The network has also launched a nationwide crusade against public transportation projects, and has built a data service called i360 to help “identify and rally voters” to support that cause, according to the Times. Like most of the Kochs’ political efforts, the anti-public transportation campaign “stems from their longstanding free-market, libertarian philosophy [but] also dovetails with their financial interests, which benefit from automobiles and highways,” the Times reported.

The Kochs’ values, in other words, are anathema to most Democrats. So who on the left would the Koch network be willing to support?

So far, there appears to be one: Senator Heidi Heitkamp, a moderate from North Dakota. Last month, Americans for Prosperity released an ad campaign thanking Heitkamp for supporting a bill to loosen financial protection regulations on small- and medium-size banks. The Koch network hasn’t pledged to financially support Heitkamp, who is facing a touch re-election bid in November; but they have said they don’t plan to support her Republican opponent, Kevin Cramer.

There is at least one area where Koch values and Democrats values might align. In a 2015 op-ed titled “the Overcriminalization of America,” Charles Koch and his business associate Mark Holden called for sweeping criminal justice reform marked by the end of mass incarceration, which the left has been demanding for years. But some anti-prison advocates worry the Koch’s push for reform is, at its core, about making money. As The Nation reported in March, “These critics fear that the libertarian reformers are more interested in replacing the carceral state with a privatized carceral industry than they are in coming up with humane alternatives to prison.”

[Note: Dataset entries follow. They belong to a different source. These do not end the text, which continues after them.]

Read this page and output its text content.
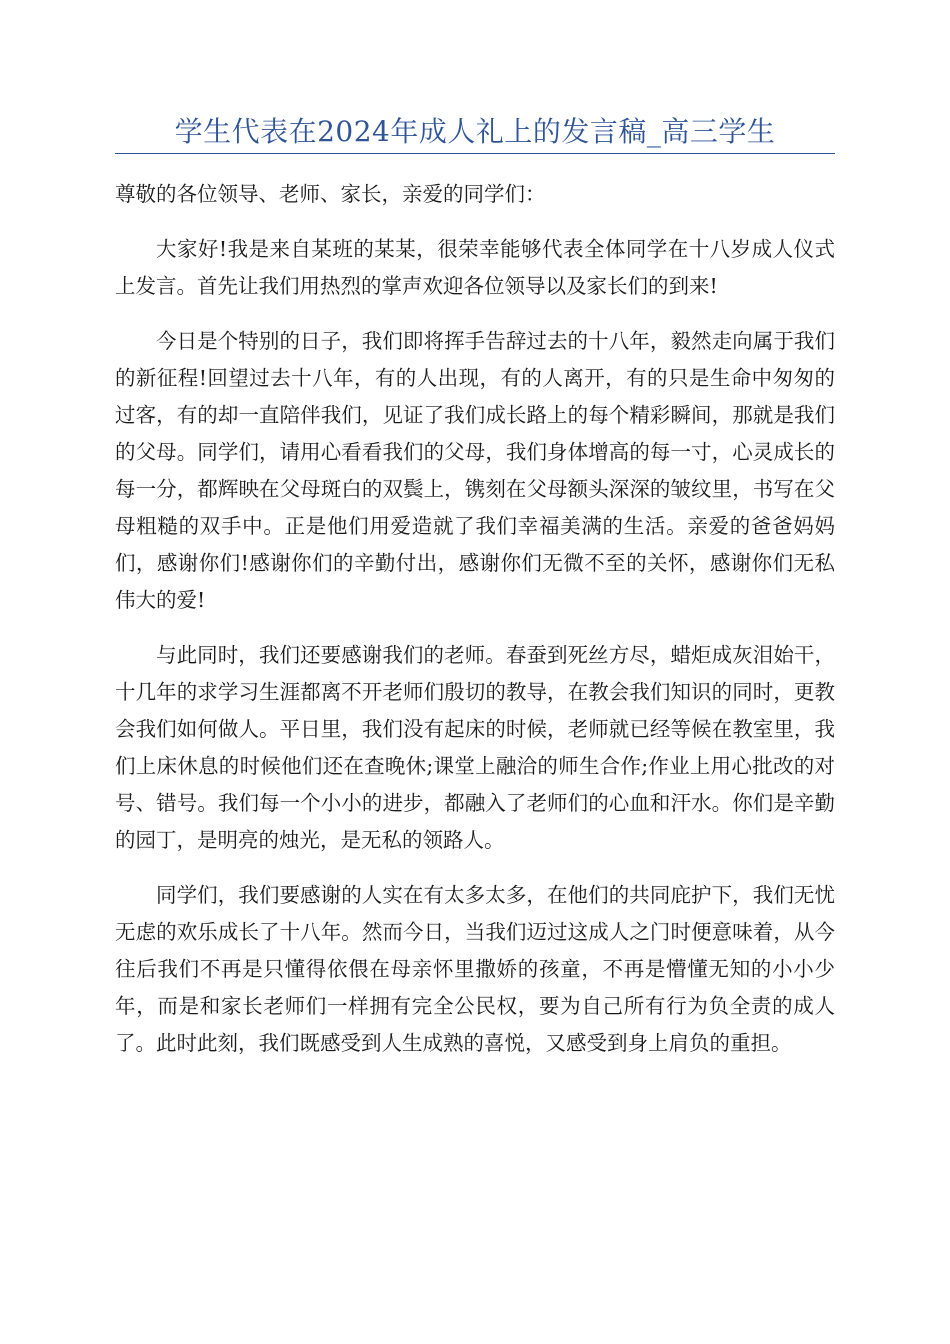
学生代表在2024年成人礼上的发言稿_高三学生

尊敬的各位领导、老师、家长，亲爱的同学们：

大家好!我是来自某班的某某，很荣幸能够代表全体同学在十八岁成人仪式上发言。首先让我们用热烈的掌声欢迎各位领导以及家长们的到来!

今日是个特别的日子，我们即将挥手告辞过去的十八年，毅然走向属于我们的新征程!回望过去十八年，有的人出现，有的人离开，有的只是生命中匆匆的过客，有的却一直陪伴我们，见证了我们成长路上的每个精彩瞬间，那就是我们的父母。同学们，请用心看看我们的父母，我们身体增高的每一寸，心灵成长的每一分，都辉映在父母斑白的双鬓上，镌刻在父母额头深深的皱纹里，书写在父母粗糙的双手中。正是他们用爱造就了我们幸福美满的生活。亲爱的爸爸妈妈们，感谢你们!感谢你们的辛勤付出，感谢你们无微不至的关怀，感谢你们无私伟大的爱!

与此同时，我们还要感谢我们的老师。春蚕到死丝方尽，蜡炬成灰泪始干，十几年的求学习生涯都离不开老师们殷切的教导，在教会我们知识的同时，更教会我们如何做人。平日里，我们没有起床的时候，老师就已经等候在教室里，我们上床休息的时候他们还在查晚休;课堂上融洽的师生合作;作业上用心批改的对号、错号。我们每一个小小的进步，都融入了老师们的心血和汗水。你们是辛勤的园丁，是明亮的烛光，是无私的领路人。

同学们，我们要感谢的人实在有太多太多，在他们的共同庇护下，我们无忧无虑的欢乐成长了十八年。然而今日，当我们迈过这成人之门时便意味着，从今往后我们不再是只懂得依偎在母亲怀里撒娇的孩童，不再是懵懂无知的小小少年，而是和家长老师们一样拥有完全公民权，要为自己所有行为负全责的成人了。此时此刻，我们既感受到人生成熟的喜悦，又感受到身上肩负的重担。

Trump is right about this much: The Koch network doesn’t have much direct influence in the White House. As Axios noted last month, many Republicans believed the Kochs “had lost their influence during the rise of Trump.” But the network has shown that it can wield tremendous influence over congressional races. In his overtures to Democrats and censure of Republicans, Charles Koch may be attempting to remind the GOP of that power—and reassert it. But if indeed his network is losing political influence, and continues to do so, it’s hard to imagine Democrats’ lending a hand to help them regain it.